Resultó que el año anterior estuvo en el hospital porque algo andaba mal en su sangre, y compartió una habitación con ese Vladen Semiónovich Glújov, un orientalista. Glújov estaba allí por problemas cardíacos, pero no se trataba de eso. Se trataba de que trabaron amistad, y que cuando salieron se encontraban de vez en cuando. Y dos meses atrás el mismo Glújov se quejó a Gúbar de que tenía ese enorme proyecto para el cual hacía diez años que reunía materiales, y que todo se iba al demonio por algo muy extraño que le sucedía. A saber: en cuanto se sentaba a escribir acerca de sus investigaciones, la cabeza le dolía espantosamente, hasta el punto de la náusea y de los accesos de desvanecimiento.

— Y sin embargo podía pensar libremente en su trabajo — continuó Zájar—, leer materiales e inclusive, creo, hablar de eso… aunque no estoy seguro, y no quiero mentirles. Pero no le era posible escribir. Y después de lo que dijiste tú, Dmitri…

—¿Conoces su dirección? — preguntó Weingarten.

— Sí.

—¿Tiene teléfono?

— Sí. Tengo su número.

— Adelante. Invítalo a venir. Es uno de los nuestros.

Maliánov se levantó de un salto.

—¡Vete al demonio! — gritó—. ¡Estás demente! No puedes hacer eso. Tal vez sea nada más que una cosa.

— Todos tenemos una cosa.

—¡Val, es un orientalista! ¡Un campo distinto por completo!

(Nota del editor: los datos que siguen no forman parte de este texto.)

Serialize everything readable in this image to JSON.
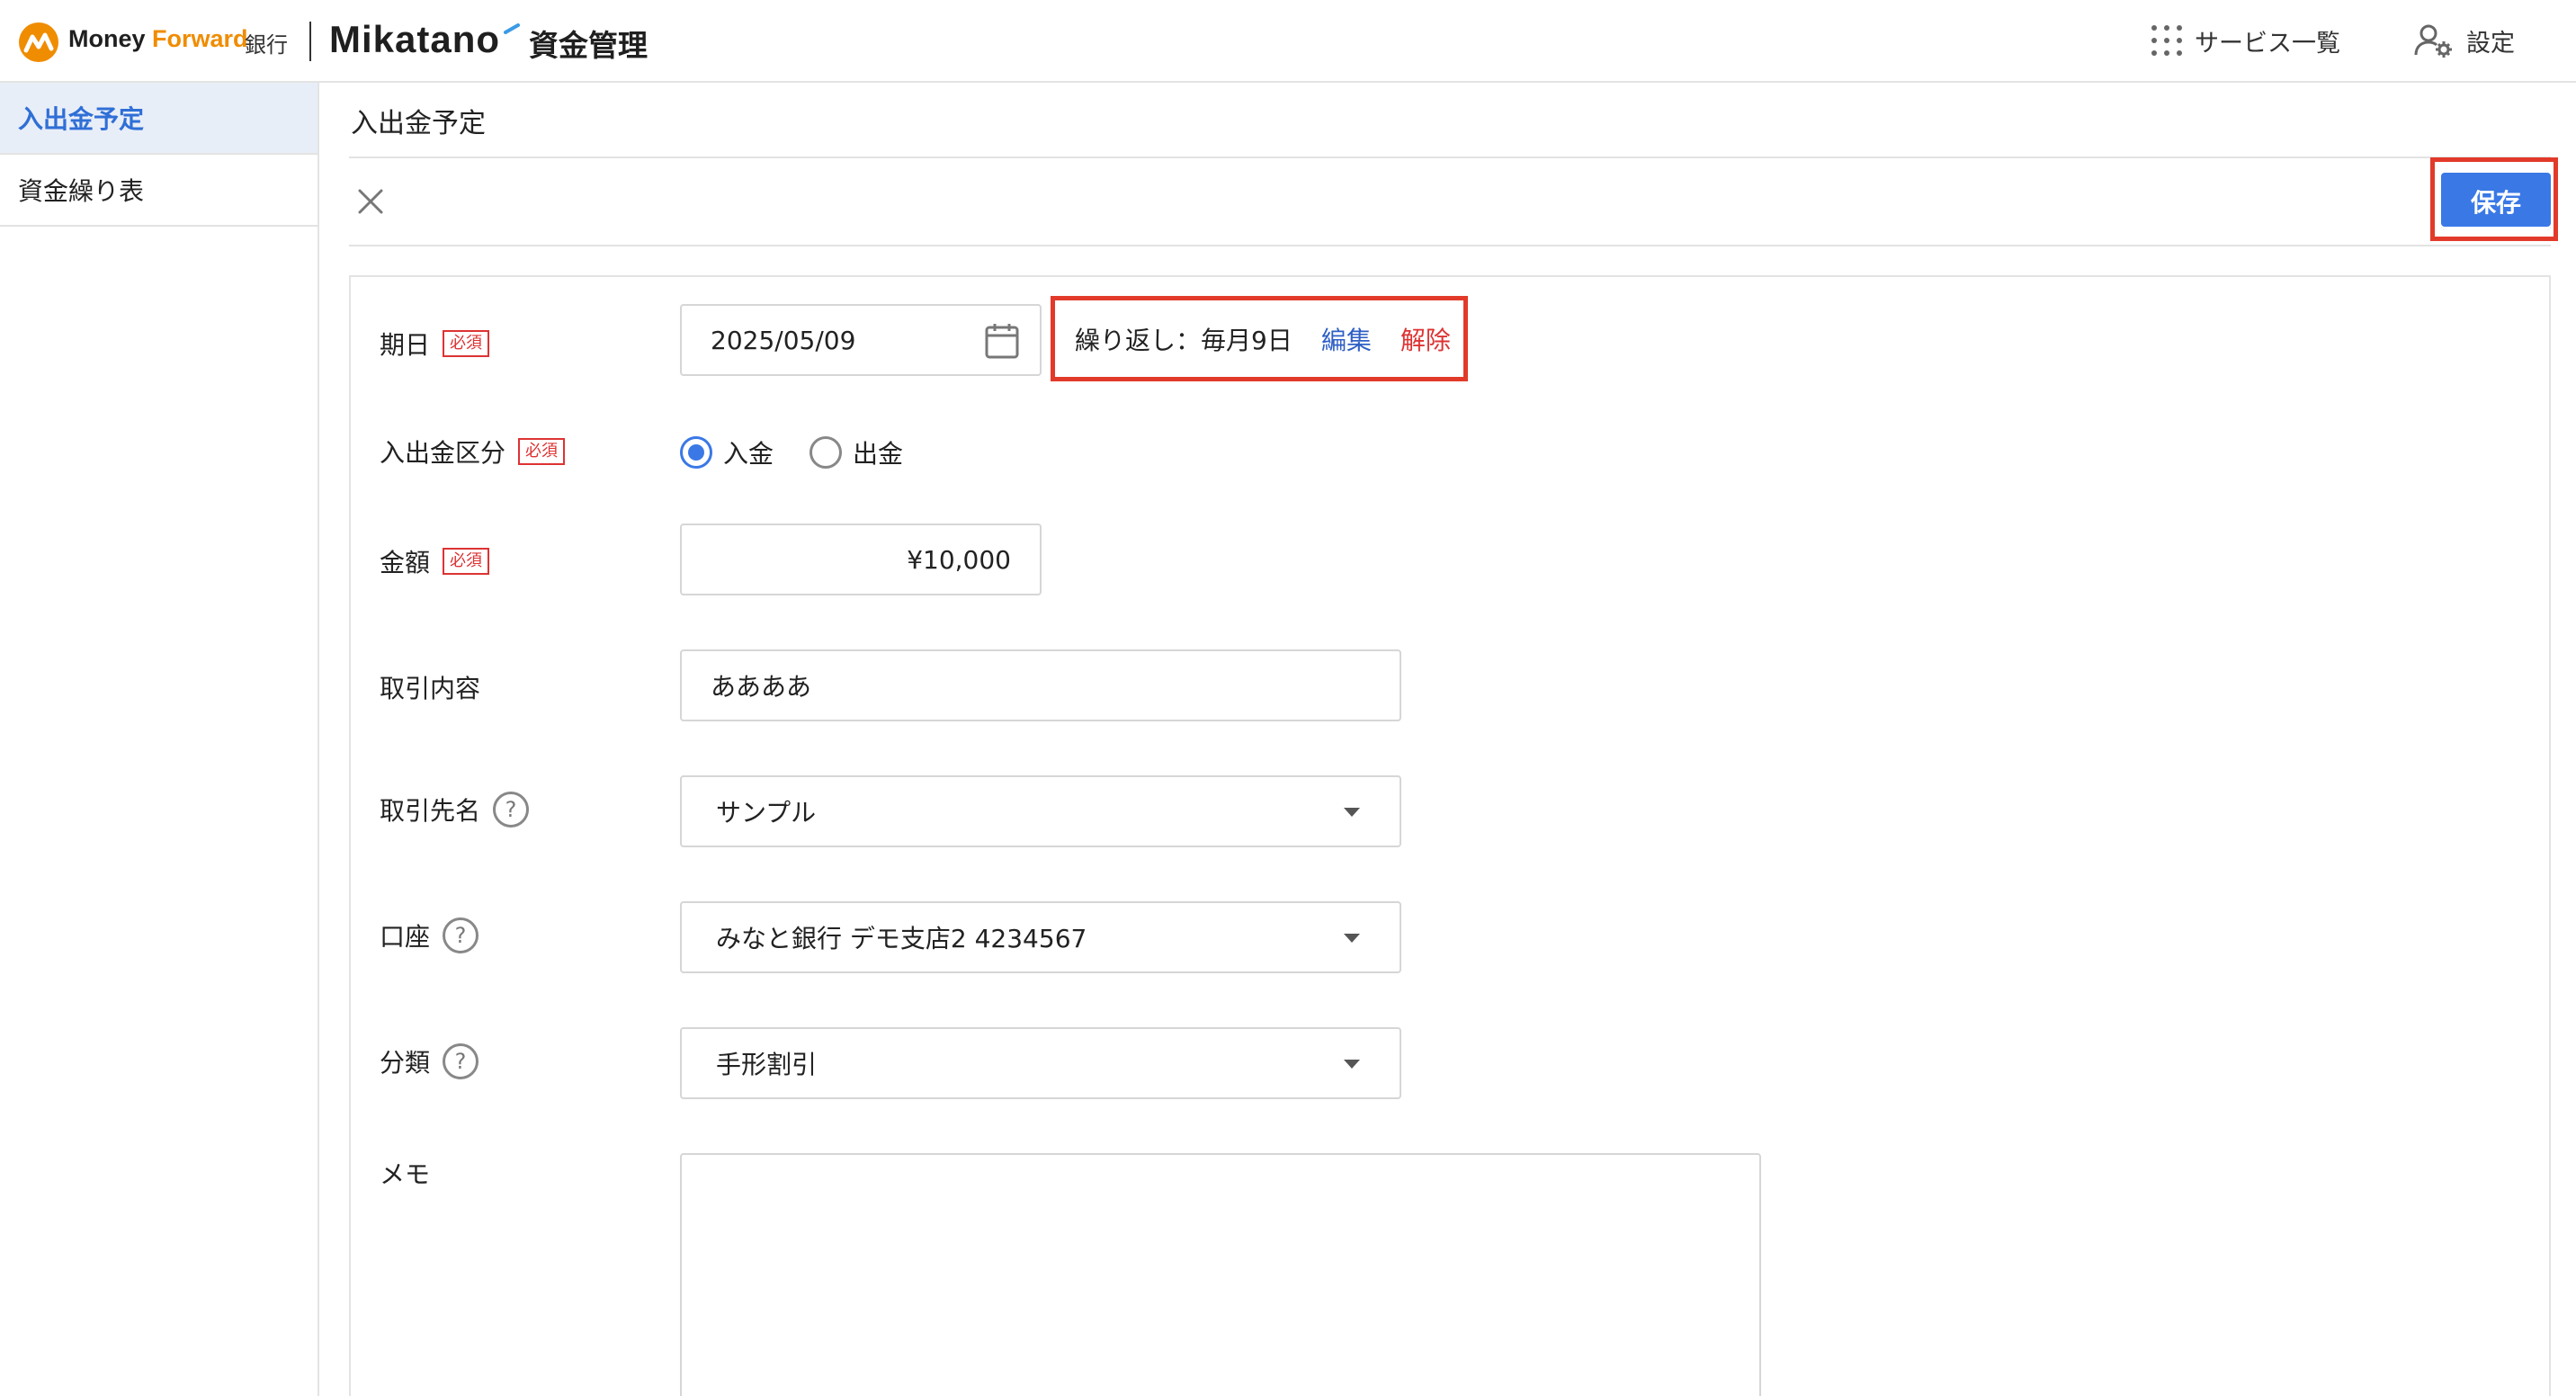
{
  "header": {
    "brand_mf_1": "Money ",
    "brand_mf_2": "Forward",
    "brand_bank": "銀行",
    "product": "Mikatano",
    "product_suffix": "資金管理",
    "services_label": "サービス一覧",
    "settings_label": "設定"
  },
  "sidebar": {
    "items": [
      {
        "label": "入出金予定",
        "active": true
      },
      {
        "label": "資金繰り表",
        "active": false
      }
    ]
  },
  "main": {
    "page_title": "入出金予定",
    "save_label": "保存"
  },
  "form": {
    "required_badge": "必須",
    "due_date": {
      "label": "期日",
      "value": "2025/05/09",
      "repeat_text": "繰り返し：毎月9日",
      "edit_label": "編集",
      "remove_label": "解除"
    },
    "type": {
      "label": "入出金区分",
      "options": [
        "入金",
        "出金"
      ],
      "selected": "入金"
    },
    "amount": {
      "label": "金額",
      "value": "¥10,000"
    },
    "description": {
      "label": "取引内容",
      "value": "ああああ"
    },
    "partner": {
      "label": "取引先名",
      "value": "サンプル"
    },
    "account": {
      "label": "口座",
      "value": "みなと銀行 デモ支店2 4234567"
    },
    "category": {
      "label": "分類",
      "value": "手形割引"
    },
    "memo": {
      "label": "メモ",
      "value": ""
    },
    "help_glyph": "?"
  },
  "colors": {
    "accent": "#3a78e6",
    "highlight_frame": "#e23a2a",
    "required": "#dd3333",
    "brand_orange": "#f08c00"
  }
}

— Es el mismo, amigo, juro que es el mismo.

—¡No lo hagas! Zájar, siéntate, no le prestes atención. Está totalmente ebrio.

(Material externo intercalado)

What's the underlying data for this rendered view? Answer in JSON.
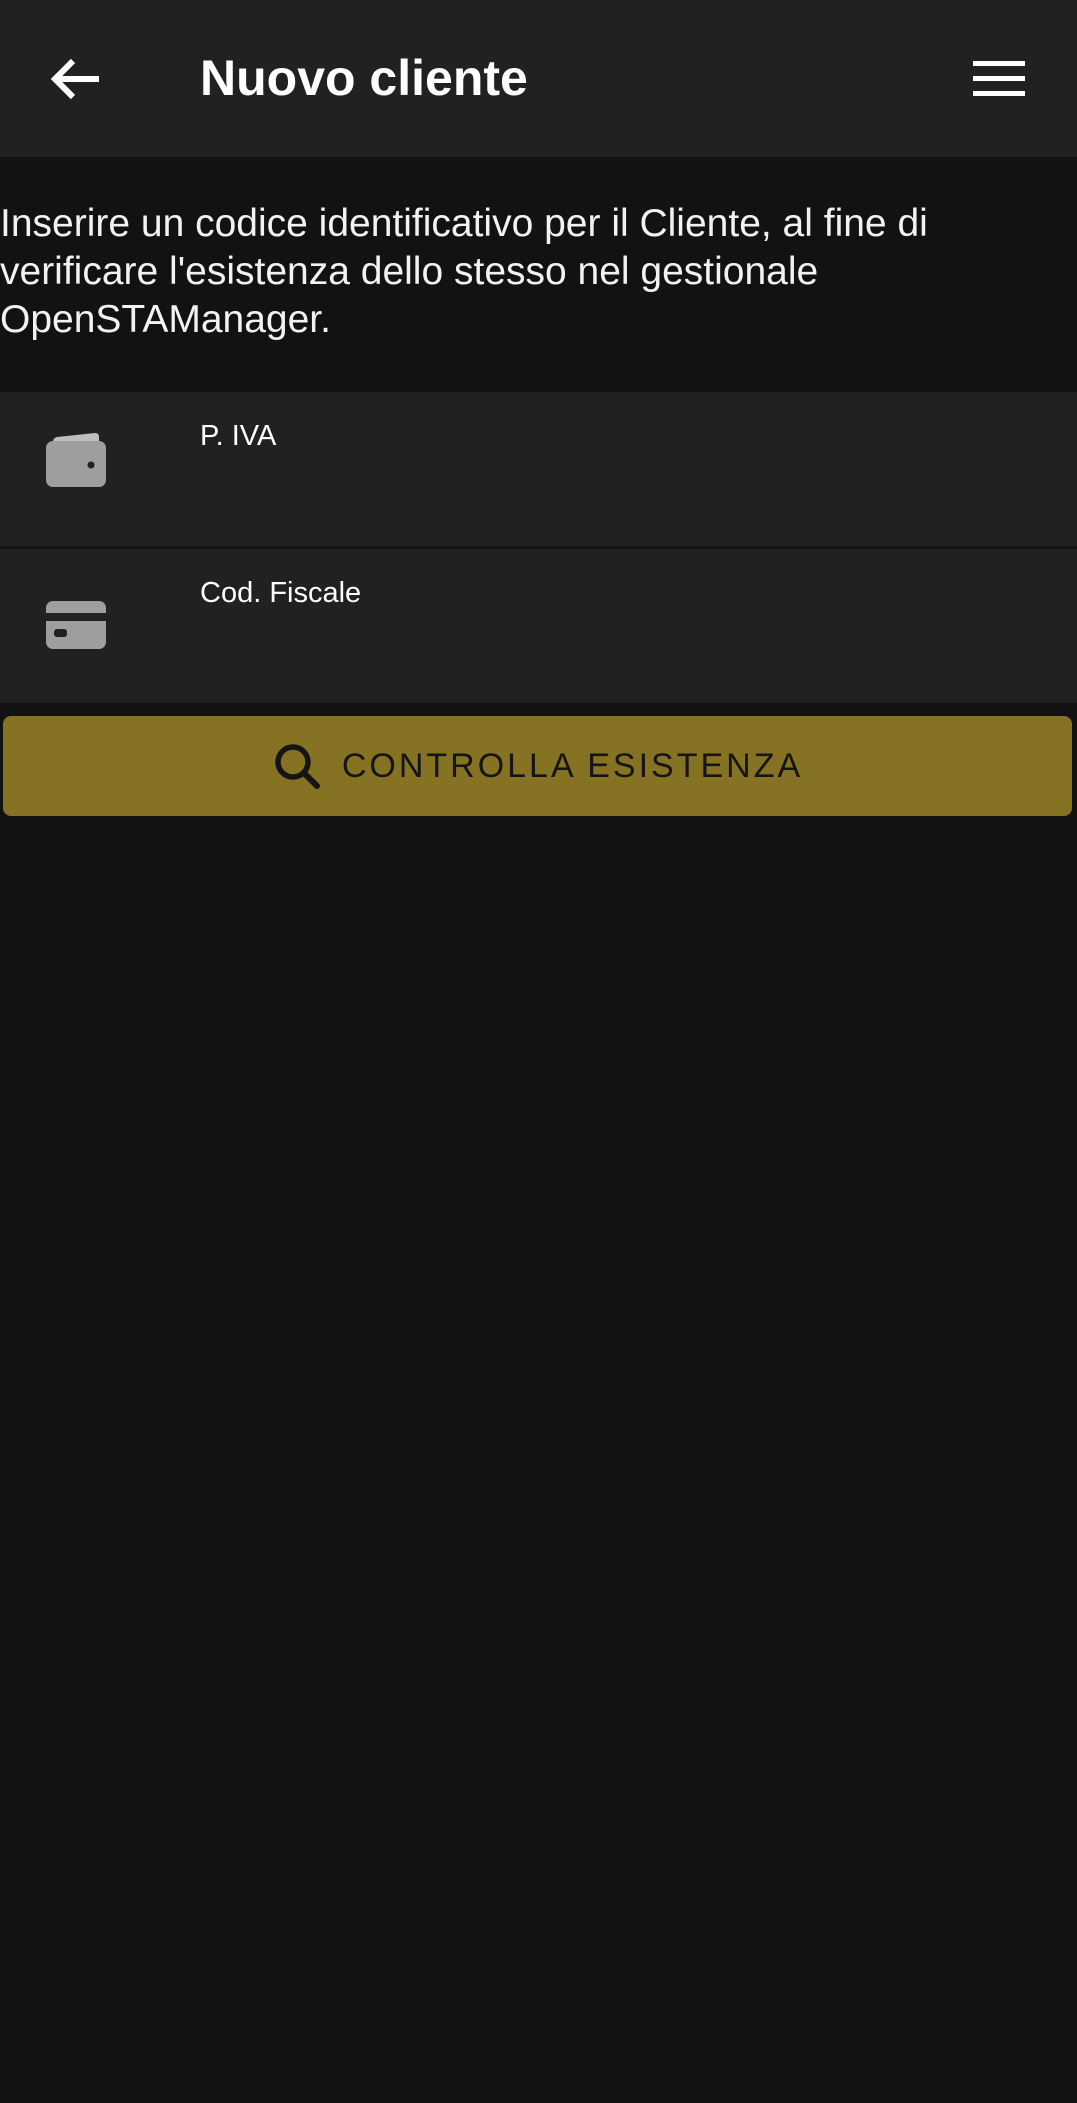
{
  "appbar": {
    "title": "Nuovo cliente",
    "back_icon": "arrow-left-icon",
    "menu_icon": "hamburger-menu-icon"
  },
  "intro": {
    "text": "Inserire un codice identificativo per il Cliente, al fine di verificare l'esistenza dello stesso nel gestionale OpenSTAManager."
  },
  "fields": {
    "piva": {
      "label": "P. IVA",
      "value": "",
      "icon": "wallet-icon"
    },
    "cf": {
      "label": "Cod. Fiscale",
      "value": "",
      "icon": "credit-card-icon"
    }
  },
  "check_button": {
    "label": "CONTROLLA ESISTENZA",
    "icon": "search-icon"
  },
  "colors": {
    "background": "#121212",
    "surface": "#212121",
    "accent": "#857222",
    "icon_gray": "#9e9e9e"
  }
}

Resultaba horrible e imposible imaginar a un normal y total desconocido entrando en esa cocina calurosa, repleta de humo, para hundirse en la absoluta locura, terror y borrachera.

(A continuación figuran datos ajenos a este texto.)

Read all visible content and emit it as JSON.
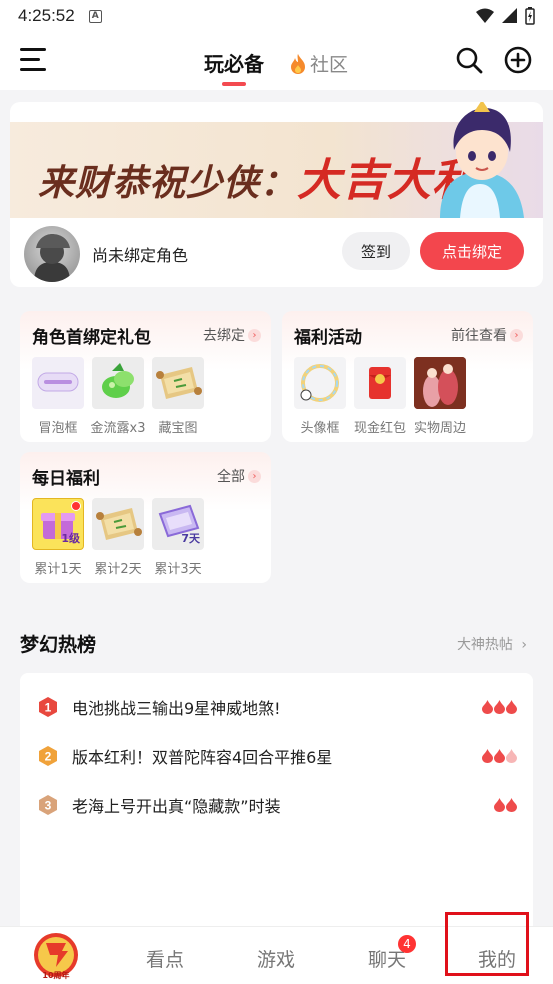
{
  "status_bar": {
    "time": "4:25:52",
    "badge": "A"
  },
  "header": {
    "tab_main": "玩必备",
    "tab_community": "社区"
  },
  "banner": {
    "text_prefix": "来财恭祝少侠：",
    "text_highlight": "大吉大利"
  },
  "profile": {
    "name": "尚未绑定角色",
    "sign_button": "签到",
    "bind_button": "点击绑定"
  },
  "role_gift": {
    "title": "角色首绑定礼包",
    "more": "去绑定",
    "items": [
      {
        "label": "冒泡框"
      },
      {
        "label": "金流露x3"
      },
      {
        "label": "藏宝图"
      }
    ]
  },
  "welfare": {
    "title": "福利活动",
    "more": "前往查看",
    "items": [
      {
        "label": "头像框"
      },
      {
        "label": "现金红包"
      },
      {
        "label": "实物周边"
      }
    ]
  },
  "daily": {
    "title": "每日福利",
    "more": "全部",
    "items": [
      {
        "label": "累计1天",
        "badge": "1级"
      },
      {
        "label": "累计2天"
      },
      {
        "label": "累计3天",
        "badge": "7天"
      }
    ]
  },
  "hot": {
    "title": "梦幻热榜",
    "more": "大神热帖",
    "items": [
      {
        "rank": "1",
        "text": "电池挑战三输出9星神威地煞!",
        "heat": 3
      },
      {
        "rank": "2",
        "text": "版本红利！双普陀阵容4回合平推6星",
        "heat": 2.5
      },
      {
        "rank": "3",
        "text": "老海上号开出真“隐藏款”时装",
        "heat": 2
      }
    ]
  },
  "tabbar": {
    "logo_text": "10周年",
    "items": [
      "看点",
      "游戏",
      "聊天",
      "我的"
    ],
    "chat_badge": "4"
  },
  "colors": {
    "accent": "#f3464d",
    "rank1": "#e8483e",
    "rank2": "#f0a23a",
    "rank3": "#d9a37a"
  }
}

— Oigan, ¿por qué no hacemos esto? — insistió Maliánov—. ¿Por qué no llamamos a Viecherovski? Juro que será mucho mejor.

Weingarten no opuso objeciones.

— Muy bien — dijo—. Es una buena idea, llamar a Viecherovski. Viecherovski tiene una cabeza sobre los hombros. Zájar, ve a llamar a tu Glújov, y después llamaremos a Viecherovski.

Maliánov, desesperado, no quería a ningún Glújov. Rogó, suplicó, insistió en que estaba en su casa, y que los echaría a todos a puntapiés. Pero era inútil oponerse a Weingarten. Zájar salió a llamar a Glújov, y el chico se deslizó del taburete y lo siguió como una sombra.